I was thinking full width, one pass. But if you're happy with the ball nose, go for it. A full radius slotting cutter is available, but naturally, cost goes up.


----------



## dlane (Aug 1, 2015)

Thanks , mabey I'm confused I thought of a slotting cutter as a small saw blade with an arbor thru it, is that a spline cutter  / slot cutter ? , I have a bunch of them but all are thinner.
Or is there a different type cutter I haven't seen yet ?.
Thanks
Derrick


----------



## dlane (Aug 22, 2015)

I'm gona ware out my poor mill with these and 30cal caseing, it would be nice to cut 5-8 with one pass
I'm thinking make aluminum fixture 
Any suggestions 
Thanks


----------



## Bill Gruby (Aug 22, 2015)

Sounds like a plan to me.
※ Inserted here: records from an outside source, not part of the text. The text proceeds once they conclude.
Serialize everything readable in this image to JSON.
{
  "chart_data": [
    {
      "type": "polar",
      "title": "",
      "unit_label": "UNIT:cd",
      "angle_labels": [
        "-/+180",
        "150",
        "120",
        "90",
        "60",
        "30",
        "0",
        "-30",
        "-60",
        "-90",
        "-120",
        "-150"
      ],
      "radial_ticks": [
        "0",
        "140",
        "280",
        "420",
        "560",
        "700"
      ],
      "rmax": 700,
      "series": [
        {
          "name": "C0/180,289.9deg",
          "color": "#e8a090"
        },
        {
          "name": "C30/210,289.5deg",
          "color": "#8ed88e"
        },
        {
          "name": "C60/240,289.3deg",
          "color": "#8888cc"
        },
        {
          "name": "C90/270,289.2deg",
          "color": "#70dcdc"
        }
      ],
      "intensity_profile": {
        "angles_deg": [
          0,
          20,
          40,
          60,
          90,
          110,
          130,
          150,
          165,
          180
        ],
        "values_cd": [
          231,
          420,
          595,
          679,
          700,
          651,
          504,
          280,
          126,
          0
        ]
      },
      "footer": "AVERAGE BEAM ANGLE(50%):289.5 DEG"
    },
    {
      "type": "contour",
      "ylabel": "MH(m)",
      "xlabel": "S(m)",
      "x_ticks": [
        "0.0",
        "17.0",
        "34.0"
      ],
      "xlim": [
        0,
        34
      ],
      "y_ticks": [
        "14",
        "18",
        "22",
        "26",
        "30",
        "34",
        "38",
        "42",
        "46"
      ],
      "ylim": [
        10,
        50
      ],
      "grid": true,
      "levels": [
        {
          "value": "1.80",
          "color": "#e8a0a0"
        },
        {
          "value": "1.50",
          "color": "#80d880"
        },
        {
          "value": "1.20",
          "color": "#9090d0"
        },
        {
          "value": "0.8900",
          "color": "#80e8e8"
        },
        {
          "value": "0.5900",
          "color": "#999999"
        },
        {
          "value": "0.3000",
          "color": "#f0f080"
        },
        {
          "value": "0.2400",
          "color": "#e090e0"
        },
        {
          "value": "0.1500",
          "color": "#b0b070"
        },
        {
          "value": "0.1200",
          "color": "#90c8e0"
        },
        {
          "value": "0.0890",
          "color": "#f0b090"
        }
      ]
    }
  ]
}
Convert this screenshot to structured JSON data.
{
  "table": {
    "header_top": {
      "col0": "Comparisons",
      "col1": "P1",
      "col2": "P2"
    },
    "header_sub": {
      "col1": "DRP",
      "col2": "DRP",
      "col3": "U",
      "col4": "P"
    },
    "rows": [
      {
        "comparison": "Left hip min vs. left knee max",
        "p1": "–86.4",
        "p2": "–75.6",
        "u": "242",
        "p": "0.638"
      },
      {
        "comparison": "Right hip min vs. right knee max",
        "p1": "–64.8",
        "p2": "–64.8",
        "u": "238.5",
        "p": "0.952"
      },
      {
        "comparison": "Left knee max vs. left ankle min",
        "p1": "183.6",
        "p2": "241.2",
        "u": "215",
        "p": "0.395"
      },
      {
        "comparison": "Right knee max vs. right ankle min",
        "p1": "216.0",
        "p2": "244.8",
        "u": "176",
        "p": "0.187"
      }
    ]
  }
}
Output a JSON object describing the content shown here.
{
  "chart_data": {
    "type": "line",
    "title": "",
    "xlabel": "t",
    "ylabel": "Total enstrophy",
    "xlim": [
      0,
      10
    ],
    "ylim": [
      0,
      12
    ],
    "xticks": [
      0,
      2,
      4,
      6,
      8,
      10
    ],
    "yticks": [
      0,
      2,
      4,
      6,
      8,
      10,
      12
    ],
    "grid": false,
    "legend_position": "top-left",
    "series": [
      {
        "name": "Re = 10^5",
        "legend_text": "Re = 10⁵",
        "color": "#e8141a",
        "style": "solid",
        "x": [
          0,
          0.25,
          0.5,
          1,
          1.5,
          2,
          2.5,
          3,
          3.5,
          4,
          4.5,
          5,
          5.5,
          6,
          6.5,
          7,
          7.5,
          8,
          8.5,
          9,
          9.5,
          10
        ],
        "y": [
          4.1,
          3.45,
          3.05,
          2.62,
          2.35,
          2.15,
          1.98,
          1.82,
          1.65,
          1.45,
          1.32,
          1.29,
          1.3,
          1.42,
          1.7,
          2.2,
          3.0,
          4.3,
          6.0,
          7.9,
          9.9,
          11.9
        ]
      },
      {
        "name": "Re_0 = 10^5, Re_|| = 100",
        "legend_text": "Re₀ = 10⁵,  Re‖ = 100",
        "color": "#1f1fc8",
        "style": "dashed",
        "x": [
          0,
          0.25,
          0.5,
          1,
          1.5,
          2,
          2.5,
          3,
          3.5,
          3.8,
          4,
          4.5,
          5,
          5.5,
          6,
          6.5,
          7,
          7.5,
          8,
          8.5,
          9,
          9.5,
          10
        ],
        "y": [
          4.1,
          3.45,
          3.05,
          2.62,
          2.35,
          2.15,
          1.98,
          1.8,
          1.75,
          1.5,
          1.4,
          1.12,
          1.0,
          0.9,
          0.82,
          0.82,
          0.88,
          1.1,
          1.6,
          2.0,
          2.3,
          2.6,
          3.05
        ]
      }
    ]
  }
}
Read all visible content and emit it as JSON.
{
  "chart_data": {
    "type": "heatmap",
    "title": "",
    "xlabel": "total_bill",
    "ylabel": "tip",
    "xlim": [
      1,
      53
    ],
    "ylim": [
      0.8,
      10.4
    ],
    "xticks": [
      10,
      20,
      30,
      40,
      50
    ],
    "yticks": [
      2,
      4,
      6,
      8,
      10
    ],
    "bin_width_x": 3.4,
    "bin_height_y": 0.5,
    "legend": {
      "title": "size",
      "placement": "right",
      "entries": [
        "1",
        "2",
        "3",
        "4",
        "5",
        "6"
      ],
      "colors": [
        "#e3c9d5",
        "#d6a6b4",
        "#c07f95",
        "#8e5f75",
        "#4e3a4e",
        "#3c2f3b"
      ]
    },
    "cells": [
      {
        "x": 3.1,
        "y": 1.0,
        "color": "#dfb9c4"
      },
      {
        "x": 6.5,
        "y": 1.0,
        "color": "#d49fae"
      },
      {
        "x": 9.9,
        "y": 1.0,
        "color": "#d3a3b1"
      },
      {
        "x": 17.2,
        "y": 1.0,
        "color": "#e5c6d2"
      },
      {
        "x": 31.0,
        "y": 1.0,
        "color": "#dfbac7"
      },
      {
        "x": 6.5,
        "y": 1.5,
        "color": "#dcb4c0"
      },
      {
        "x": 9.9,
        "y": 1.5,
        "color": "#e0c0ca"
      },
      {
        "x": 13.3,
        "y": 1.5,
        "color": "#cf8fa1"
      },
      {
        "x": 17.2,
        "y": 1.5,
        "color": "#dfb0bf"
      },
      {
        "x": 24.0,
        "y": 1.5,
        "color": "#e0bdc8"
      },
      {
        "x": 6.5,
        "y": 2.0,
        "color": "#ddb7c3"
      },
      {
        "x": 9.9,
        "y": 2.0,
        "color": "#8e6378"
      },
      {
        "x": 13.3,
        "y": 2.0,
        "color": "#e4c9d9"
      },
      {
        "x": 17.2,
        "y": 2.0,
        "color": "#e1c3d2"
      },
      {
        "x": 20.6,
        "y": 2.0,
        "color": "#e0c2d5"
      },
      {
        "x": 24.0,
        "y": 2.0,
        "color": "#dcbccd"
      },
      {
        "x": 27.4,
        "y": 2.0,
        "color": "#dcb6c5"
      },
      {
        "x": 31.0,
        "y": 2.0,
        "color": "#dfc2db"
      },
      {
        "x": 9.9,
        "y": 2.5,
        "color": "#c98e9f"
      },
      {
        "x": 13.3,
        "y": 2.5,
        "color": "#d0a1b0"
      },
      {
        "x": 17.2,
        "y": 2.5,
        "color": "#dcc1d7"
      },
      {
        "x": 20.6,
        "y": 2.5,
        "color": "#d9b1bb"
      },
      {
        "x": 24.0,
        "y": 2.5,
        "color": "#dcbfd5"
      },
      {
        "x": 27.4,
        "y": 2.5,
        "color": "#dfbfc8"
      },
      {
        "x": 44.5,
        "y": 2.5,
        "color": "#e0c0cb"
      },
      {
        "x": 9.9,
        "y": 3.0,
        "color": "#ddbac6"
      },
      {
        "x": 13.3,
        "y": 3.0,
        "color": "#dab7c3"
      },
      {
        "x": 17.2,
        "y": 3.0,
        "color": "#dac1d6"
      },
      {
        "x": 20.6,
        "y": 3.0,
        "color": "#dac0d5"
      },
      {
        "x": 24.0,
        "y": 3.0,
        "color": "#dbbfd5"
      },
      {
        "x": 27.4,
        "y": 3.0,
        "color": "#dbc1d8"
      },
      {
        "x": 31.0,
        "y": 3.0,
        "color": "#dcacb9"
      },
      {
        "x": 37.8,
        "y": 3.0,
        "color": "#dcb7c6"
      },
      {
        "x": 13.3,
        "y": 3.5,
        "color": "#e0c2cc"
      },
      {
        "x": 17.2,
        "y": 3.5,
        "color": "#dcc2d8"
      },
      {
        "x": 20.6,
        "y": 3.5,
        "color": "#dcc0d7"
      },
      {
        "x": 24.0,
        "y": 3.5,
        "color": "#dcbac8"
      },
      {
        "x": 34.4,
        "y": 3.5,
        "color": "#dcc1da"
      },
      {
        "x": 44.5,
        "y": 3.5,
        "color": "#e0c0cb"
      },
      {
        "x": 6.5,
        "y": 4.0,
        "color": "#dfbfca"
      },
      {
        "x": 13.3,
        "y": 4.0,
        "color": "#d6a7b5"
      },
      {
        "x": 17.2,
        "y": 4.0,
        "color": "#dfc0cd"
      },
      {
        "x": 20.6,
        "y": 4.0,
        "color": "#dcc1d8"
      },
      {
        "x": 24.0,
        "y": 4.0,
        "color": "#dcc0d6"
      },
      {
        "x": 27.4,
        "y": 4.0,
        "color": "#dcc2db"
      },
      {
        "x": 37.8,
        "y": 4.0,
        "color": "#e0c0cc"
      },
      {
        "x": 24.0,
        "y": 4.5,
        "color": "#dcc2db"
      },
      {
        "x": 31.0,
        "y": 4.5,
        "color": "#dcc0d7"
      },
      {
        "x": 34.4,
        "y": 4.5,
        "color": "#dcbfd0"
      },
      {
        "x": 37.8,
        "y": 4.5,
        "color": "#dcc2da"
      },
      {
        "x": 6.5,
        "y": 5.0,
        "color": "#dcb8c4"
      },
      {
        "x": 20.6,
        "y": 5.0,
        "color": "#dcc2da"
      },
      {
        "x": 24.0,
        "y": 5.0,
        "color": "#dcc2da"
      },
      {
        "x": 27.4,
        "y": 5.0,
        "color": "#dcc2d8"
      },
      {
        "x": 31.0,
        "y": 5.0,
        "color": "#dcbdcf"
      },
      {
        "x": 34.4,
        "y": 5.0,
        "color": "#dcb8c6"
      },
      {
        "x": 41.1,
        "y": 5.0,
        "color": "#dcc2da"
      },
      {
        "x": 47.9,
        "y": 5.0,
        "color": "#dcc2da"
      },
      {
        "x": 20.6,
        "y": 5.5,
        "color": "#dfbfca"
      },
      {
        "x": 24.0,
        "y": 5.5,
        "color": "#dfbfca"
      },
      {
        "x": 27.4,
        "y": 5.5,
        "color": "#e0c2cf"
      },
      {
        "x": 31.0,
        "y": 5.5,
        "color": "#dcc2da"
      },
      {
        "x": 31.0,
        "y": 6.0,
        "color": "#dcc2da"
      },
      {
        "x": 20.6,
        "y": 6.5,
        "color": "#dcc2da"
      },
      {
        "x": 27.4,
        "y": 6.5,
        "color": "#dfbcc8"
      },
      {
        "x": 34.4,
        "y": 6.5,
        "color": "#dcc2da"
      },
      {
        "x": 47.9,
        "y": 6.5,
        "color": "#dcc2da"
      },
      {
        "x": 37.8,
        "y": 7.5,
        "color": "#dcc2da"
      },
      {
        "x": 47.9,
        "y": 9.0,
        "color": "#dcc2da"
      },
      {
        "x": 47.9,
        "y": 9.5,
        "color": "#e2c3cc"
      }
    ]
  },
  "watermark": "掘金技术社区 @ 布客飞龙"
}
If the repetition is that often a Fixture is long overdue.

 "Billy G"


----------



## dlane (Aug 30, 2015)

Started a fixture, it holds four caseings , still need to put a couple 1/4-28 allens to lock the rotation then dowell pin it at the rite angle ,it will be held in a descent x-y travel vice going to try it on a DP with threaded chuck , as I don't want to do these on mill anymore , have a new four flute ball mill 
	

		
			
		

		
	



	

		
			
		

		
	
 they are only brass I'm thinking it should work , what you think ?.


----------



## dlane (Aug 31, 2015)

Should work the three smaller holes are there if I need to attach a plate to back instead of rotating mount. The corner holes are alignment dowell pins ,the two allens clamp the caseings ,
These are 30/06 it will work on any 30/06 based caseings., Ok tried it out x slide vice and fixture work good on mill, not so good on drill press kinda ruff cutting , going to try to rigitize drill press, any suggestions ?.
Thanks


----------



## dlane (Sep 14, 2015)

More brass
	

		
			
		

		
	



	

		
			
		

		
	
 ànd aluminum


----------



## Bill C. (Sep 14, 2015)

dlane said:


> Thanks , mabey I'm confused I thought of a slotting cutter as a small saw blade with an arbor thru it, is that a spline cutter  / slot cutter ? , I have a bunch of them but all are thinner.
> Or is there a different type cutter I haven't seen yet ?.
> Thanks
> Derrick



It is a saw mounted in a arbor. I mean a slotting saw, comes in different thickness. I think any over a 1/4 inch thick  are milling cutters.  In my experience they sing when they cut.  I like your fixtures.


----------